From his early days in Minnesota, which left an icy impression, through the storyboard of impressionism to film impresario, Terry Gilliam’s ride through popular and counter culture is one even the legendary Hunter S Thompson would admire. But Gilliam’s drug is comedic madness, his firearm celluloid.
Gilliamesque is, as one might expect from such an author, simultaneously over-frilled while somehow conspiring to have no frills at all.
In a sometimes wild but more often studious perusal of a life lived on seemingly fantastical terms, Gilliam manages to stick to a chronological plot while sabotaging it with irreverence mixed seamlessly with absorbing facts and candid scraps, which even the most careful eye might miss on first glance.
Through his time as a member of Monty Python’s Flying Circus and into the realm of film (he directed movies including Time Bandits, The Fisher King, 12 Monkeys, and Fear and Loathing in Las Vegas), through friendships and a genuine sorrow at the loss of such, Gilliam retains that implacable sense of tongue-in-cheek beautifully demonstrated in Python’s bizarre illustrations and perfectly timed interludes. All of this makes Gilliamesque not such much a book but a coffee table in its own right.

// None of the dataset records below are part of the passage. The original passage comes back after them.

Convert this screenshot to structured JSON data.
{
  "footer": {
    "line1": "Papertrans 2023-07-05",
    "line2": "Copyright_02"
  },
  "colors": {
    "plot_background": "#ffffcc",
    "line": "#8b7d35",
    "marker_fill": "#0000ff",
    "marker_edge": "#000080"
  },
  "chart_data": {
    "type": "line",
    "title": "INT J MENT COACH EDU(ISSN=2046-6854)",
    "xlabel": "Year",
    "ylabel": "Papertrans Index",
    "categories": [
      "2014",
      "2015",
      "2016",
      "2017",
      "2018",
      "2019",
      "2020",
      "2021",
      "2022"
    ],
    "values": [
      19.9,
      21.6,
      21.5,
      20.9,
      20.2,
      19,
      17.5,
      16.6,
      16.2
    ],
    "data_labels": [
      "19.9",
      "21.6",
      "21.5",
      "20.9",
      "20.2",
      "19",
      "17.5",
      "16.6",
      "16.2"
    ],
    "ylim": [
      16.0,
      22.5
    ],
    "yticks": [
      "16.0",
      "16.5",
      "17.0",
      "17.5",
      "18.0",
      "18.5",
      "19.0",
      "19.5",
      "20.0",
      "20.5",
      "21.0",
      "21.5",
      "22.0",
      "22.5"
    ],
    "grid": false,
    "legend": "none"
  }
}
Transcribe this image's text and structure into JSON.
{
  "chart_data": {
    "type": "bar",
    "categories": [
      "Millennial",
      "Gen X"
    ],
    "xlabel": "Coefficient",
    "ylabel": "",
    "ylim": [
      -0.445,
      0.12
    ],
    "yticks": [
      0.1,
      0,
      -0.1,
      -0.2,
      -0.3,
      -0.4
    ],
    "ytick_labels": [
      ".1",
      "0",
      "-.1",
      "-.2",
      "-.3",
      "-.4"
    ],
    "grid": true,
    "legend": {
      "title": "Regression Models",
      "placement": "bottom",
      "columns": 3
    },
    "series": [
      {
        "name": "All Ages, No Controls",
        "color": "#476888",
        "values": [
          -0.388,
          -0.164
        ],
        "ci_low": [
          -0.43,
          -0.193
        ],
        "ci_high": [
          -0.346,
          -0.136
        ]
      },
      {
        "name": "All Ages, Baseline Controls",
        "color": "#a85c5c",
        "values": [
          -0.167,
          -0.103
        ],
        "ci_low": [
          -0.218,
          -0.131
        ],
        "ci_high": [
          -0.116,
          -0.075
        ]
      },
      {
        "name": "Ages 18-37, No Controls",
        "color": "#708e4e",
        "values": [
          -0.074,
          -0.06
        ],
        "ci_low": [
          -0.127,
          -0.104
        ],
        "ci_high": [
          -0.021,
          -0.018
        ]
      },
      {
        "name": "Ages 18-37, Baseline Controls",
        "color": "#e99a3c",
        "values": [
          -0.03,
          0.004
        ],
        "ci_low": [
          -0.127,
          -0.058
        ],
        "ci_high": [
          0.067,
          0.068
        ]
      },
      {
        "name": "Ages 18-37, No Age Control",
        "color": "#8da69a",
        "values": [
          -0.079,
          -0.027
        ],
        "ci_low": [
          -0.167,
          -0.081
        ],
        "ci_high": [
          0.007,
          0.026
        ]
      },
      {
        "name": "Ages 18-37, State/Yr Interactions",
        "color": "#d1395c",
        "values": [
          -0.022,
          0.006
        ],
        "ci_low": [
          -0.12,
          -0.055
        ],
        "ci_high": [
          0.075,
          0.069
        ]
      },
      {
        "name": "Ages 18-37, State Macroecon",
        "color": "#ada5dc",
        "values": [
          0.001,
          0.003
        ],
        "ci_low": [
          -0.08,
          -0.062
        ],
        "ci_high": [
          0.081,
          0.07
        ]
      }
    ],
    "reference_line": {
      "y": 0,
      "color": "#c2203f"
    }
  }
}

For a man who has spent the majority of his artistic career behind the scenes, Gilliam’s literary directorship of his own life is a genuine account, glittering with big names dropped in the most non-self-gratuitous way possible.
This memoir delivers the “me me me” its cover art warns of while managing to drag the unwary reader into a gigantic story laced with everything but – and that, perhaps, has always been Terry Gilliam’s forte.
Gilliamesque, by Terry Gilliam, is published by Allen & Unwin, $59.99.